Я встаю, собираясь уйти, но он хватает меня за руку. Он заставляет меня сесть обратно в кресло, и вот тогда я позволяю себе поплакать. Он притягивает меня к своему плечу и, обняв, прижимает к себе, к своей рокочущей груди, так что его ребра втыкаются мне в скулы. Слезы льются быстро и свободно. Должно быть, промелькнуло всего несколько секунд, но мне показалось, будто прошло гораздо больше времени, пока он был медбратом, а я – пациенткой.
– Не держи в себе, девочка.
– Простите. Это непрофессионально с моей стороны. Это я должна помогать вам.
– Ерунда, – отвечает он. – Все мы должны помогать друг другу.
Я все плачу, и плачу, и плачу, и каждой клеточкой своего существа желаю, чтобы этим пациентом, который сейчас меня обнимает, который умирает от рака, был мой отец.

 

Шерил пришла на похороны отца. Она стоит позади остальных, около двери, в стороне от друзей и родственников покойного, стараясь вести себя ненавязчиво и уважительно. Я стою впереди и обнимаю маму, рядом плачут дети, но даже отсюда я вижу, что лицо Шерил залито слезами.
Мой брат благодарит Шерил, произнося прощальную речь.
– Она помогла моему отцу умереть, не потеряв достоинства, без боли – именно так, как он хотел. Она помогла ему добраться до хосписа в тот тяжелый день, когда маме это было так нужно. Она заставила его поехать туда, пообещав, что во время обхода он получит виски. И он его получил. Она была на связи каждый раз, когда я писал ей из Лондона – и днем, и ночью, и вышла на работу в свой выходной, когда узнала, что конец близок. Разумеется, она вела себя профессионально. Но на самом деле она сделала для нас гораздо больше. Для моей семьи она была медсестрой. Для моего отца она была другом. Она его любила. И отец ее тоже любил.
Когда настает моя очередь говорить, я встаю и чувствую, что у меня подкашиваются колени. Я с трудом добираюсь до кафедры, стараясь не смотреть на маму и не думать о том, как выглядит тело отца, лежащее в гробу за моей спиной. Я умею находить слова, но сегодня мне нечего сказать. Вместо этого я зачитываю слова отца – написанный им самим текст, который мне помогла найти Шерил. Она поддерживала его в обдумывании похорон, принятии решения о том, чего он хочет. Маме она тоже помогла все спланировать. Шерил сказала ей, что официально ее намерение развеять прах отца над морем, скорее всего, потребует специального разрешения, но тогда мама рассказала ей о местном дюжем рыбаке, у которого была лодка и полностью отсутствовало уважение к правилам. «Такой человек пришелся бы Иану по душе», – ответила Шерил.

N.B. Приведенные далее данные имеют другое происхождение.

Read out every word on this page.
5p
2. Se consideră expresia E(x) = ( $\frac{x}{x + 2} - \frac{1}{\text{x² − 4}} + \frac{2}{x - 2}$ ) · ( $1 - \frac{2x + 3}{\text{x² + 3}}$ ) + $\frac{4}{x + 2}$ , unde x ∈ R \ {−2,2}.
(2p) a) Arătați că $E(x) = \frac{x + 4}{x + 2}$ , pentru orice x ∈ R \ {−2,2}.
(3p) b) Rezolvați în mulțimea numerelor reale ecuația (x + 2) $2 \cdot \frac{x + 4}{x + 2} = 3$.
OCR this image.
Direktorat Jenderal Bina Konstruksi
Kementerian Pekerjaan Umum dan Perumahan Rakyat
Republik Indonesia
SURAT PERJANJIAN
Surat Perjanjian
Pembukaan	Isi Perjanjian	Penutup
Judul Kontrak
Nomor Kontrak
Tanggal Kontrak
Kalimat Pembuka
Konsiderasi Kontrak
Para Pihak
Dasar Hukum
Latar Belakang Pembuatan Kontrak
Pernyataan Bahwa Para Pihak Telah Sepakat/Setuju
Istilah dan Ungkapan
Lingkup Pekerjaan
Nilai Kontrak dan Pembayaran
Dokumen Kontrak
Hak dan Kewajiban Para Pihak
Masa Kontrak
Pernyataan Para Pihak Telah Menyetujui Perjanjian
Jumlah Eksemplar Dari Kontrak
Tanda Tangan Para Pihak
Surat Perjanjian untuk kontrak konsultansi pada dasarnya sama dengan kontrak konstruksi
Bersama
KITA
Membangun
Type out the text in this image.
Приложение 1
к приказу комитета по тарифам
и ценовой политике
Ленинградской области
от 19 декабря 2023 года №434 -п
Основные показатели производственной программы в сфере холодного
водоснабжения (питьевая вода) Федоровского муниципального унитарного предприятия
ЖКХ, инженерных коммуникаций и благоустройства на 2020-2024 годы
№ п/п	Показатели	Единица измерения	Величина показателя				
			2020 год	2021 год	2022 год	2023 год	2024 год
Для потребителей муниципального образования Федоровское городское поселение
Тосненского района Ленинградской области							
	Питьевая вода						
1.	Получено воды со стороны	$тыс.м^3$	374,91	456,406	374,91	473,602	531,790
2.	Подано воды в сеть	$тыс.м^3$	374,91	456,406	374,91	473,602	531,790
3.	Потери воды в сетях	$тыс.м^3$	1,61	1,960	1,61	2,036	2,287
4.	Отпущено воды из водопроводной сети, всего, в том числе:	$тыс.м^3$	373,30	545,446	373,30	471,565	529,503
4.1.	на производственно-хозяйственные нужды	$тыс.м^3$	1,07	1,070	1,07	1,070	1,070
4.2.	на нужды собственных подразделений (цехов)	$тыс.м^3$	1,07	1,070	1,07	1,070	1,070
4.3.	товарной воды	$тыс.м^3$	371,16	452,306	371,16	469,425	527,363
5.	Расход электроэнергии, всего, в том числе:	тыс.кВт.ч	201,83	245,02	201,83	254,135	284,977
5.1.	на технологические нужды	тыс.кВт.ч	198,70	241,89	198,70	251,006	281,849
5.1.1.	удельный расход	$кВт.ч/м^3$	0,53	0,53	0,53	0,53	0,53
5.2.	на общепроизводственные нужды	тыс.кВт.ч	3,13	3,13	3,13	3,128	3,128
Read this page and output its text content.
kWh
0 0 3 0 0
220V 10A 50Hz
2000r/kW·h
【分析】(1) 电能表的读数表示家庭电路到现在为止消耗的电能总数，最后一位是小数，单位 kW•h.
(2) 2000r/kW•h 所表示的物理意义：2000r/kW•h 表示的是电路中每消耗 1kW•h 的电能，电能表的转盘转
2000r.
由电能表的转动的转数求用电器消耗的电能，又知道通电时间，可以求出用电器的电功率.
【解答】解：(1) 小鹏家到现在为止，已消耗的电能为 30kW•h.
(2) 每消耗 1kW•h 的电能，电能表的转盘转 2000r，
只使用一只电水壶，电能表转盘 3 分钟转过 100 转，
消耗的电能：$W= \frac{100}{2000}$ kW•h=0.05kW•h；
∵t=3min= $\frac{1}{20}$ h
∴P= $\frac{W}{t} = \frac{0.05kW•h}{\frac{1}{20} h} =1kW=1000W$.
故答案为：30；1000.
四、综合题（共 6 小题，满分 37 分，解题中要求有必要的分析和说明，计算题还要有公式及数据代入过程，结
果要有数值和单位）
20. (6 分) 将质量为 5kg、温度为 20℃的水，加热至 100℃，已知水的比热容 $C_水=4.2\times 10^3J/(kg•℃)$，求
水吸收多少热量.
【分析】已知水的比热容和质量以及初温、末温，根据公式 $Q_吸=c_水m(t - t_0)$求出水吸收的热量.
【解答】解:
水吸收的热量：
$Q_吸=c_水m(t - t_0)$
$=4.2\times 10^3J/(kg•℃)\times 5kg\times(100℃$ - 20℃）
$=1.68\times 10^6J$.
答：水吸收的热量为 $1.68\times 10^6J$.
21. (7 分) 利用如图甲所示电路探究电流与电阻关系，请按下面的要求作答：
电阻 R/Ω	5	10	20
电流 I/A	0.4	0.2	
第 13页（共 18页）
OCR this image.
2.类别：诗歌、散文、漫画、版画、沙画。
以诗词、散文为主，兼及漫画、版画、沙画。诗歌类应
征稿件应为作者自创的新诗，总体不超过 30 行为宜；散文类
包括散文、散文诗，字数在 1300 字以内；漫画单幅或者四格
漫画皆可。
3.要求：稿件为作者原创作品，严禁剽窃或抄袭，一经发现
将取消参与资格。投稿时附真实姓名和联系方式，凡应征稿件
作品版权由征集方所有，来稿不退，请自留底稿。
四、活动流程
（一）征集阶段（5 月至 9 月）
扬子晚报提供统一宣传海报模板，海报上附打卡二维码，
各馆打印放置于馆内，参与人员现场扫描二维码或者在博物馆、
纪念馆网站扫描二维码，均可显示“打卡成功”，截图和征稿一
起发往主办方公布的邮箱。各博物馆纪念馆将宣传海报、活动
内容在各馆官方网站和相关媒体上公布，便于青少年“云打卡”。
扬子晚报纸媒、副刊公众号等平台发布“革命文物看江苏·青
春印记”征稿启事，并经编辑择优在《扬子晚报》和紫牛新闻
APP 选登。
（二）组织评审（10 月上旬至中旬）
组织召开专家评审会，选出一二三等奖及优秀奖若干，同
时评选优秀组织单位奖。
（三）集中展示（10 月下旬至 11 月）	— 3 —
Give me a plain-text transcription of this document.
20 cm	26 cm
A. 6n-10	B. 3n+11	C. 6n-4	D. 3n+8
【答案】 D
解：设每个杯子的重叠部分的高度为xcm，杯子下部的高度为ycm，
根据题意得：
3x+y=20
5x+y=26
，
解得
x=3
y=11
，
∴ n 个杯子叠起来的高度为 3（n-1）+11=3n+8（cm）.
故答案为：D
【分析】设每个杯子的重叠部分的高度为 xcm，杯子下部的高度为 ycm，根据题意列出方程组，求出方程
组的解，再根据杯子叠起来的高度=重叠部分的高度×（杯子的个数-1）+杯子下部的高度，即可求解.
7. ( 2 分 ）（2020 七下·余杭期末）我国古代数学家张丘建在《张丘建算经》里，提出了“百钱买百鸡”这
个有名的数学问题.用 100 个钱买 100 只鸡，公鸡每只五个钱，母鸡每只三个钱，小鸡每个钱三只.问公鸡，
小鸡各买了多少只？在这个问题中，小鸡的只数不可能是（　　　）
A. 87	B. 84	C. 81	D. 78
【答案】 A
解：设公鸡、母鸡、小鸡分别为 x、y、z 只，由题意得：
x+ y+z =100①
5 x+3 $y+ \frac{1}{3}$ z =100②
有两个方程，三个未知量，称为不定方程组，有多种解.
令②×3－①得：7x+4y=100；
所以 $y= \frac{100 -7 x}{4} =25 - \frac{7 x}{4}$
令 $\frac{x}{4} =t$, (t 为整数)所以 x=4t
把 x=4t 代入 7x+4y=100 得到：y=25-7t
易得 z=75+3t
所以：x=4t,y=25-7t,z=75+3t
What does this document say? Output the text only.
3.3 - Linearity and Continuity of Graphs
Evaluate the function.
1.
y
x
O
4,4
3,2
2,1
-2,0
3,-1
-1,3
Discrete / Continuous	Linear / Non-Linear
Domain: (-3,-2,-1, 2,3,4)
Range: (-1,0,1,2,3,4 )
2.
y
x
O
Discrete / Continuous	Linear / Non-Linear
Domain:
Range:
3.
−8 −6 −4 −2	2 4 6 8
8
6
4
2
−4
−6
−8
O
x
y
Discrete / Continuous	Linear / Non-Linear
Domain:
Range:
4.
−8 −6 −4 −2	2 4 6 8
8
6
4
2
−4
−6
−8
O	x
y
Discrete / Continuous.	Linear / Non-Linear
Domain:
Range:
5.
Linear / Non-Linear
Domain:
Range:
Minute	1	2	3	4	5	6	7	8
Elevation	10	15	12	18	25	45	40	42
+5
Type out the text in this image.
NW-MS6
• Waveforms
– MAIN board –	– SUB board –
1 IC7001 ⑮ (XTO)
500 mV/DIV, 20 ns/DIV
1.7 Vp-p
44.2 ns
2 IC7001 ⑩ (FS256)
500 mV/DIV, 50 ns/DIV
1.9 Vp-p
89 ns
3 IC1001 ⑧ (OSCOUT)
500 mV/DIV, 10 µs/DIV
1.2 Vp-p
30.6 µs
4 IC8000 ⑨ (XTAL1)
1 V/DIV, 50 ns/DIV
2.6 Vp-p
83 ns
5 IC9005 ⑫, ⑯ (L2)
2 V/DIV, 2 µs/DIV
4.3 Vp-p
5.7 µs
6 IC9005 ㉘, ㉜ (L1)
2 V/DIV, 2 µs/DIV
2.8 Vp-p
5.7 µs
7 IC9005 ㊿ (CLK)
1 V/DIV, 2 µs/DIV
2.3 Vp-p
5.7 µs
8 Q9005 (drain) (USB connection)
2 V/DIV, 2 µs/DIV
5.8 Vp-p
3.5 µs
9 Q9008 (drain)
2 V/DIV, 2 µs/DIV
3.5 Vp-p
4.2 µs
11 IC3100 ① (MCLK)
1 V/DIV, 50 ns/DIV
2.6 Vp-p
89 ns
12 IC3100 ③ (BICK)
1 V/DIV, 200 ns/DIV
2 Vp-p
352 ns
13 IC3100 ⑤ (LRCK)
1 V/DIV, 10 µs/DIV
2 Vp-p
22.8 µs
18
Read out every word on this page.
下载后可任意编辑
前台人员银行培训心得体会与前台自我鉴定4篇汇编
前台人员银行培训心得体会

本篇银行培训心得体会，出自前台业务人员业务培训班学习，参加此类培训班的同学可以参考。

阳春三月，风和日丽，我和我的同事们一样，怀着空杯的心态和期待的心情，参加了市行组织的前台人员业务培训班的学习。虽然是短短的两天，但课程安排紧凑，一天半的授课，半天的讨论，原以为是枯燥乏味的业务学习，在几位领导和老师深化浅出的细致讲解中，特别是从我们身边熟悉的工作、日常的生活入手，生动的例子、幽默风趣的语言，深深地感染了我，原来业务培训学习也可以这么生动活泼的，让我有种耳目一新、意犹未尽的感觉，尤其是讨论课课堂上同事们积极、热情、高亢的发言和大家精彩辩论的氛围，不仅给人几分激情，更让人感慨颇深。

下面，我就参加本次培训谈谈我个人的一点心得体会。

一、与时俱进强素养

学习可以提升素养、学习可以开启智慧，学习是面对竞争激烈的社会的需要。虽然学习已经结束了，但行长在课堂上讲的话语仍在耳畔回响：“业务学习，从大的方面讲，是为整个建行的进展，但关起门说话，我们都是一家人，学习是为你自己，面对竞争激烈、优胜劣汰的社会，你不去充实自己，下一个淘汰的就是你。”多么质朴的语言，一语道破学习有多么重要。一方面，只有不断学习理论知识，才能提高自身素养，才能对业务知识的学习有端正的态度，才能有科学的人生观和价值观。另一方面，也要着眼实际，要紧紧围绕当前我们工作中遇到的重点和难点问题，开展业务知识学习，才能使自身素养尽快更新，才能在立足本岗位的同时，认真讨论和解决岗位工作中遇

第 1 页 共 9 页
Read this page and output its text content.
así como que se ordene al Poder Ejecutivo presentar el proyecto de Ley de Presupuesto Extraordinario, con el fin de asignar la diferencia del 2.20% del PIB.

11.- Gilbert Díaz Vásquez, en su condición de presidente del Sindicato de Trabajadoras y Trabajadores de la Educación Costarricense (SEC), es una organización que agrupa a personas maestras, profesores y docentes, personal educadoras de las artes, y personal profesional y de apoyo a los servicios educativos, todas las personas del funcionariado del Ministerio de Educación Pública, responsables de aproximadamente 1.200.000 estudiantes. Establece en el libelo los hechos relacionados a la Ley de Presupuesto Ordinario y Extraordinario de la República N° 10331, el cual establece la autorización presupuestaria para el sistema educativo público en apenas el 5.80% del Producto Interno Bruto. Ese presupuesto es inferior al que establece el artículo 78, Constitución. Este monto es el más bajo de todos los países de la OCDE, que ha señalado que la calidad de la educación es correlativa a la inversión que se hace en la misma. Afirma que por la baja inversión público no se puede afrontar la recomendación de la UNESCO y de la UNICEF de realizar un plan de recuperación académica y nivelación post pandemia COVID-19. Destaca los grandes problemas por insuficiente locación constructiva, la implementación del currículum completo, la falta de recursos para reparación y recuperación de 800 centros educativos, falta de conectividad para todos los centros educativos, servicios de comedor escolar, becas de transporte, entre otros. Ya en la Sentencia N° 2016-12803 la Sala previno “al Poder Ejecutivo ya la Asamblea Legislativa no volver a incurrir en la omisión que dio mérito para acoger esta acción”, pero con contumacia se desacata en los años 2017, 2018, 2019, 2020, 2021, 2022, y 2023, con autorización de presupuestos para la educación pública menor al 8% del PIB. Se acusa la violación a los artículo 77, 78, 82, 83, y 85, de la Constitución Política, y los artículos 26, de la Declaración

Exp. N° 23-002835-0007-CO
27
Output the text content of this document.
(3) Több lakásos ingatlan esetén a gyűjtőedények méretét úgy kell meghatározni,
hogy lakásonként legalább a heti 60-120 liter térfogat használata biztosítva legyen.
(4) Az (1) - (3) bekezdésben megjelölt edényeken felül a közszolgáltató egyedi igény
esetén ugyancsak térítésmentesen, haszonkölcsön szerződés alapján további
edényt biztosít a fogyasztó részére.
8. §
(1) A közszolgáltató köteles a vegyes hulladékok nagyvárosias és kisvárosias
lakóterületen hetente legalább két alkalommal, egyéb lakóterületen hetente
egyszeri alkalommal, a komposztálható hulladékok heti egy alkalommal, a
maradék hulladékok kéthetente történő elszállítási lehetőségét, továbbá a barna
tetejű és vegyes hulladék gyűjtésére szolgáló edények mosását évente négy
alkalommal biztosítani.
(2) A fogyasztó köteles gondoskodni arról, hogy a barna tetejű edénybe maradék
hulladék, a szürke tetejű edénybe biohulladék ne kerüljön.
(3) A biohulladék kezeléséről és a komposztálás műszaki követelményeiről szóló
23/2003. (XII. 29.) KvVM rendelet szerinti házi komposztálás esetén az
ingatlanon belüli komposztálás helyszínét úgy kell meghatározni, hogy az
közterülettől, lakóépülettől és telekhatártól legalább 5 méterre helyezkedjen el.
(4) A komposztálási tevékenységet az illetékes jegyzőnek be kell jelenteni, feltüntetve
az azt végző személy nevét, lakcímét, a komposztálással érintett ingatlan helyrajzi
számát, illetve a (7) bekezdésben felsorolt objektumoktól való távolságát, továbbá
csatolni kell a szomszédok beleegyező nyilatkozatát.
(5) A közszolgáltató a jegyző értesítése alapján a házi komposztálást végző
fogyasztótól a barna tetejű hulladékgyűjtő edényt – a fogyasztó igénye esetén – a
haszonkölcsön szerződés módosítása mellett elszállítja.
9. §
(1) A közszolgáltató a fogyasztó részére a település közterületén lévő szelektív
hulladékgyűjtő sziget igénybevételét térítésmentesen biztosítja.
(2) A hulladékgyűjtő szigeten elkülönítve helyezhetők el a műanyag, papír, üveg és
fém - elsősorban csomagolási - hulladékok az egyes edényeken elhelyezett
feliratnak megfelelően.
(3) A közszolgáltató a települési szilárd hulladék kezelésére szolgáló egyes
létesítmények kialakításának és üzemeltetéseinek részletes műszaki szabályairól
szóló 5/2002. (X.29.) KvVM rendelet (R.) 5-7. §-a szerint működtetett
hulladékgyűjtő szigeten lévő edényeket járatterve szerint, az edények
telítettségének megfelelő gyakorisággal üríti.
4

Я не смотрю на маму, пока читаю слова отца. Но мельком бросаю взгляд на лицо Шерил. Я не знаю, смогу ли говорить. У меня в горле стоит ком. Но ее едва заметный кивок придает мне сил, я держу листок перед собой, выпрямляю спину и вслух читаю:
– «Единственное, что имеет значение, – это любовь. И я сейчас имею в виду и себя, и вас: это любовь, которую вы делите с женой или мужем, с возлюбленным, с сыном или дочерью, ну и, возможно, самая драгоценная любовь – та, которую вы испытываете к своим внукам. Я имею в виду любовь столь глубокую, что вы готовы отдать жизнь, лишь бы сохранить ее. Любовь столь возвышенную, что она помогает вам краем глаза увидеть рай, и вы начинаете в него верить. Может быть, некоторые из вас его уже видели. Может быть, некоторым из вас повезло так же сильно, как и мне. Это все, что я хочу сказать. Влюбляйтесь. Это единственное, что в конечном счете имеет значение. Любите друг друга».